# MXLCM prime factors approach giving TLE

Can Somebody Explain why my code giving WA ??

Edit : Figured Out Integer Overflow

Can you link somewhere I can read this pre computing algo. I usually use the j = i*i ; j += i sieve, which I think doesnt work here.

Do not multiply. Just see which values are gonna change in previous LCM.
And select the one with Maximum change and minimum value

You can run the code, observer and see the difference b/w them.

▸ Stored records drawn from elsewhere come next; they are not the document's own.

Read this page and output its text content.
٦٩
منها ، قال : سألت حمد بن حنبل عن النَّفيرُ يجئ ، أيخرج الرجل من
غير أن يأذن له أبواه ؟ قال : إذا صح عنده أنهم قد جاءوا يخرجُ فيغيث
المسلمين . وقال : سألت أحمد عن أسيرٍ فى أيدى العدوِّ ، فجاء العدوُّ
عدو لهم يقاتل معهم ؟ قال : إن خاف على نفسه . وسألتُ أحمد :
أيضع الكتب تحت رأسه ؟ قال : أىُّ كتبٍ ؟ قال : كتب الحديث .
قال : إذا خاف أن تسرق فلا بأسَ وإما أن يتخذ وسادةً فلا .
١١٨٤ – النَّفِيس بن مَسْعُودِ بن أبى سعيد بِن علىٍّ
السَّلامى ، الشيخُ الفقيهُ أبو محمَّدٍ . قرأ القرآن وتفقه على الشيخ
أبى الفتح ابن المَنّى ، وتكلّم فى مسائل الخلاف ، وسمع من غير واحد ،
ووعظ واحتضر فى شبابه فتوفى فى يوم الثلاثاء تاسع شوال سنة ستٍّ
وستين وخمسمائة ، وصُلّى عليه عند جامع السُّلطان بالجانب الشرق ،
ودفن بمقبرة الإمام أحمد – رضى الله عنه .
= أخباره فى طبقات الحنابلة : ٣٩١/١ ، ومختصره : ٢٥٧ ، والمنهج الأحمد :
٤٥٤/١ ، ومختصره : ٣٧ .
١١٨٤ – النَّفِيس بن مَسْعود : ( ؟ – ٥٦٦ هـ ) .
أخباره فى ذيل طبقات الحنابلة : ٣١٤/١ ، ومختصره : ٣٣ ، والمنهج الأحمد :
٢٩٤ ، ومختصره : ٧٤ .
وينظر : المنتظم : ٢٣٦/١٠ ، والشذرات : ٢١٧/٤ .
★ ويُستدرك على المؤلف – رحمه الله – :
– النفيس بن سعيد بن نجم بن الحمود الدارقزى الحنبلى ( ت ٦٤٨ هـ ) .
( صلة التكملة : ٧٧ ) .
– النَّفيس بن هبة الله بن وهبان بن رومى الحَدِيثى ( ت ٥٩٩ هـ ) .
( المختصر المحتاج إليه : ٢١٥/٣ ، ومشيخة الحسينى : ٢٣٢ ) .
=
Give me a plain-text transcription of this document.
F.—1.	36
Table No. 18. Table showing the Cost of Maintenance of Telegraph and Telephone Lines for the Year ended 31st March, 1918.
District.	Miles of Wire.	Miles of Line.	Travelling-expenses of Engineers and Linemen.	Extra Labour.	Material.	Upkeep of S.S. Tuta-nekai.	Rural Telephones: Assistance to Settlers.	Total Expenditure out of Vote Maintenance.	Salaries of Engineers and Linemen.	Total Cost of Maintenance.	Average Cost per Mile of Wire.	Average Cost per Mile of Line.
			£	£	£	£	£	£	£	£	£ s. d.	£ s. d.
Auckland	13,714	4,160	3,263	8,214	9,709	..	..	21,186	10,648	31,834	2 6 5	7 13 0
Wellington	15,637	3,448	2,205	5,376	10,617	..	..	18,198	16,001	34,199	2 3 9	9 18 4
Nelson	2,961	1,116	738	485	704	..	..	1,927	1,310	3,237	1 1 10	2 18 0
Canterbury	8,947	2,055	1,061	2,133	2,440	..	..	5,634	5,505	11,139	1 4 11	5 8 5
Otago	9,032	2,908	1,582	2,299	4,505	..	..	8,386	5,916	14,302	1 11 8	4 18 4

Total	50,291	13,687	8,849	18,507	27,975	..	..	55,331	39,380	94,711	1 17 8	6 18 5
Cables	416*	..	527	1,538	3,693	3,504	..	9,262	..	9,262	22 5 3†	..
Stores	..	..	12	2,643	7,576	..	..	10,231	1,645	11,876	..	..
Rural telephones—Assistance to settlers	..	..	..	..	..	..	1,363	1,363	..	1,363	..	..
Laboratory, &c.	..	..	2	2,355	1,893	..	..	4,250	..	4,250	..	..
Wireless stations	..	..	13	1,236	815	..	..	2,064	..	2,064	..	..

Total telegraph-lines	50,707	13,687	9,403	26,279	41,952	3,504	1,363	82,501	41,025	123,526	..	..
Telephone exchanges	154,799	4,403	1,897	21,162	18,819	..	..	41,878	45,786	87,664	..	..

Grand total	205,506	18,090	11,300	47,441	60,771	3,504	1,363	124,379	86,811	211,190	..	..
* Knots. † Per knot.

lcm can be too big to be stored in for any datatype, thats why

I am using SPF (shortest prime factor) SIEVE in nlog(logn), and log(n) for any query afterwards,
Here’s the code : CodeChef: Practical coding for everyone

Going by intuition I thought that the answer should be the prime number just below or equal to M(because that would straight away be multiplied to the LCM) . But this didn’t worked

vll =vector of long long int
vpl =vector of pll

Can you please explain the logic. I know calculating LCM will overflow. I know prime calculation.
Then No idea how to find biggest number.

Help Please. Why itis giving TLE.

#include<bits/stdc++.h>
#define ll long long int
#define pll pair <ll,ll>
#define vll vector
#define vpl vector
#define s second
#define f first

using namespace std;

int temp;
vll primes;
vpl vec[10001];
void f()
{
ll arr[10001]={0};
ll z=sqrt(10001);
for(ll i=2;i<z;i++)if(!arr[i]){primes.push_back(i);for(ll j=i;j<10001;j+=i)if(!arr[j])arr[j]=i;}
for(ll i=2;i<10001;i++)if(!arr[i]){primes.push_back(i);arr[i]=i;}
for(ll i=2;i<10001;i++)
{
ll n=i,c;
while(n>1)
{
temp=arr[n];
c=0;
while(n%temp==0)n/=temp,++c;
vec[i].push_back(make_pair(temp,c));
}
}
}
vpl lcm(vpl a,vpl b)
{
ll n=a.size(),m=b.size();
vpl z;
for(ll i=0,j=0;i<n || j<m;)
{
if(i<n && j<m){
if(a[i].f==b[j].f)z.push_back(make_pair(a[i].f,max(a[i].s,b[j].s))),i++,j++;
else if(a[i].f<b[j].f)z.push_back(a[i]),i++;
else z.push_back(b[j]),j++;
}
else if(i<n)z.push_back(a[i]),i++;
else if(j<m)z.push_back(b[j]),j++;
else break;
}
return z;
}

ll power(ll n,ll m)
{
if(m==0)return 1;
ll z=power(n,m>>1);
z*=z;
if(m&1)z*=n;
return z;
}

ll hcf(ll a,vpl b)
{
ll n=vec[a].size(),m=b.size();
ll ans=1;
for(ll i=0,j=0;i<n && j<m;)
{
if(vec[a][i].f==b[j].f)ans*=power(vec[a][i].f,min(vec[a][i].s,b[j].s)),i++,j++;
else if(vec[a][i].f<b[j].f)i++;
else j++;
}
return a/ans;
}

vpl find(ll arr[],ll start,ll end)
{
if(start==end)return vec[arr[start]];
ll mid=(start+end)>>1;
return lcm(find(arr,start,mid),find(arr,mid+1,end));
}

void solve()
{
ll n,m;
cin>>n>>m;
ll arr[n];
vpl z;
for(ll i=0;i<n;i++)cin>>arr[i];
z=find(arr,0,n-1);

ll maxy=1;
ll multi=1;ll ans=1;
ll p=primes.size();
for(ll i=2;i<=m;i++)
{
multi=hcf(i,z);
if(multi>maxy)maxy=multi,ans=i;
}

cout<<ans<<"\n";

}

int main()
{
ios_base::sync_with_stdio(false);
cin.tie(NULL);
cout.tie(NULL);
f();
int t;
cin>>t;
while(t–)solve();
return 0;
}

Thanks for the explanation Very well put.

can you please elaborate your solution i am not able understand the solution.